Dietary Approaches to Stop Hypertension

This diet is rooted in a lifestyle change to prevent or help treat high blood pressure (a.k.a. hypertension). Especially after the stress of 2020, high blood pressure reduction is important to prevent heart attacks, clogged blood vessels, and damaged arteries. The DASH Diet is not a weight loss program at its core, but instead, it guides you to make healthier food choices. By promoting less sodium (up to 2,300 mg) in one’s diet, blood pressure can drop within a mere two weeks. The DASH Diet is also focused on low-fat dairy foods, veggies, fruits, and moderate amounts of nuts, fish, poultry, and whole grains — so, there is still a ton of variety.


The MIND Diet

Mediterranean-DASH Intervention for Neurodegenerative Delay

By fusing The DASH Diet and the Meditteranean diet together, you get The MIND diet. Not only does this way of eating lower blood pressure, but it’s focused on brain health and was created to fight dementia as well.

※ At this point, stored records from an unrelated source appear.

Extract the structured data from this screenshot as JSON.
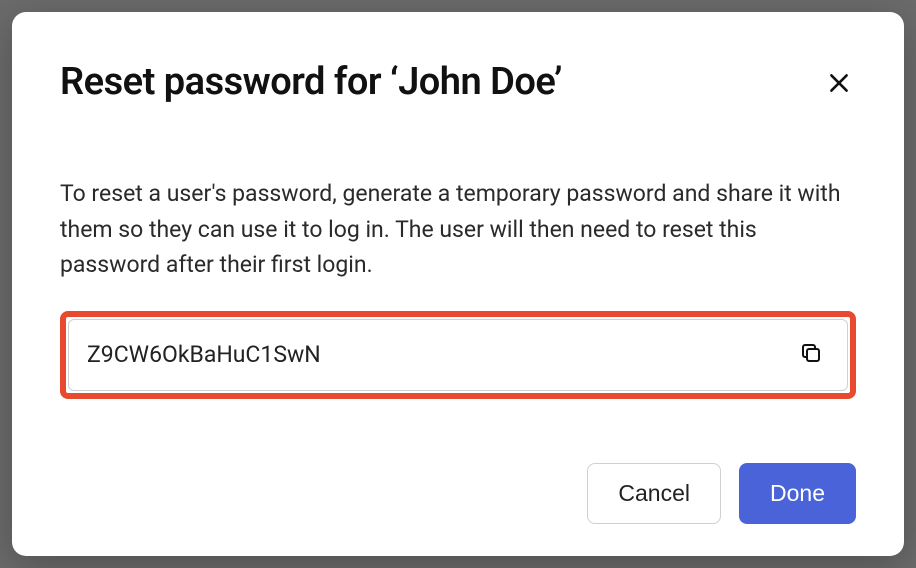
{
  "modal": {
    "title": "Reset password for ‘John Doe’",
    "description": "To reset a user's password, generate a temporary password and share it with them so they can use it to log in. The user will then need to reset this password after their first login.",
    "generated_password": "Z9CW6OkBaHuC1SwN",
    "buttons": {
      "cancel": "Cancel",
      "done": "Done"
    }
  }
}
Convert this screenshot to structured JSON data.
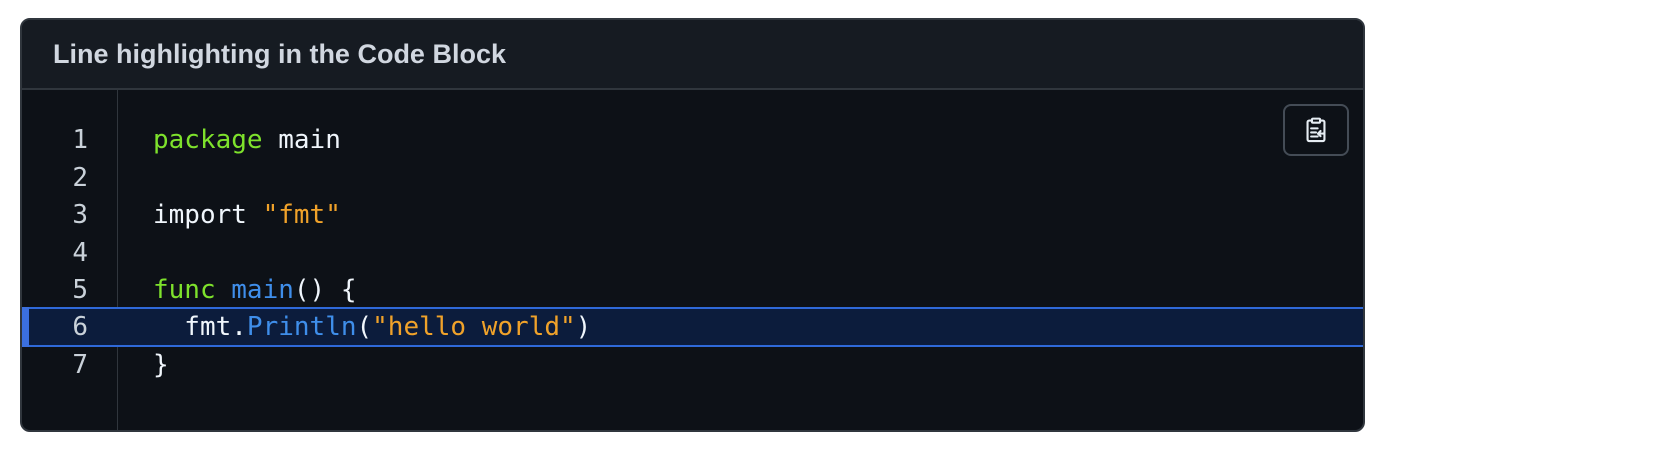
{
  "card": {
    "title": "Line highlighting in the Code Block"
  },
  "copy_button": {
    "icon": "clipboard-copy-icon"
  },
  "highlighted_line": 6,
  "lines": [
    {
      "number": "1",
      "tokens": [
        {
          "text": "package",
          "kind": "keyword"
        },
        {
          "text": " main",
          "kind": "plain"
        }
      ]
    },
    {
      "number": "2",
      "tokens": []
    },
    {
      "number": "3",
      "tokens": [
        {
          "text": "import ",
          "kind": "plain"
        },
        {
          "text": "\"fmt\"",
          "kind": "string"
        }
      ]
    },
    {
      "number": "4",
      "tokens": []
    },
    {
      "number": "5",
      "tokens": [
        {
          "text": "func",
          "kind": "keyword"
        },
        {
          "text": " ",
          "kind": "plain"
        },
        {
          "text": "main",
          "kind": "func"
        },
        {
          "text": "() {",
          "kind": "plain"
        }
      ]
    },
    {
      "number": "6",
      "tokens": [
        {
          "text": "  fmt.",
          "kind": "plain"
        },
        {
          "text": "Println",
          "kind": "func"
        },
        {
          "text": "(",
          "kind": "plain"
        },
        {
          "text": "\"hello world\"",
          "kind": "string"
        },
        {
          "text": ")",
          "kind": "plain"
        }
      ]
    },
    {
      "number": "7",
      "tokens": [
        {
          "text": "}",
          "kind": "plain"
        }
      ]
    }
  ],
  "colors": {
    "background": "#0d1117",
    "header_background": "#161b22",
    "border": "#30363d",
    "keyword": "#7ee22c",
    "string": "#f0a22a",
    "function": "#3f8eea",
    "plain": "#f0f6fc",
    "highlight_background": "#0c1c3c",
    "highlight_border": "#2f69d9"
  }
}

The 10 foods recommended on The MIND Diet include green, leafy vegetables, all other vegetables, berries, nuts, olive oil, whole grains, fish, beans, and poultry, and yes, you can even drink up to one glass of wine daily. On the other hand, the diet says “pass” to butter and margarine, cheese, red meat, fried food, pastries, and sweets — so, say bye to these decadent ingredients in December!


With an empty canvas (or plate, for that matter) going into 2021: these five options can help make this year the best one yet for mind and body!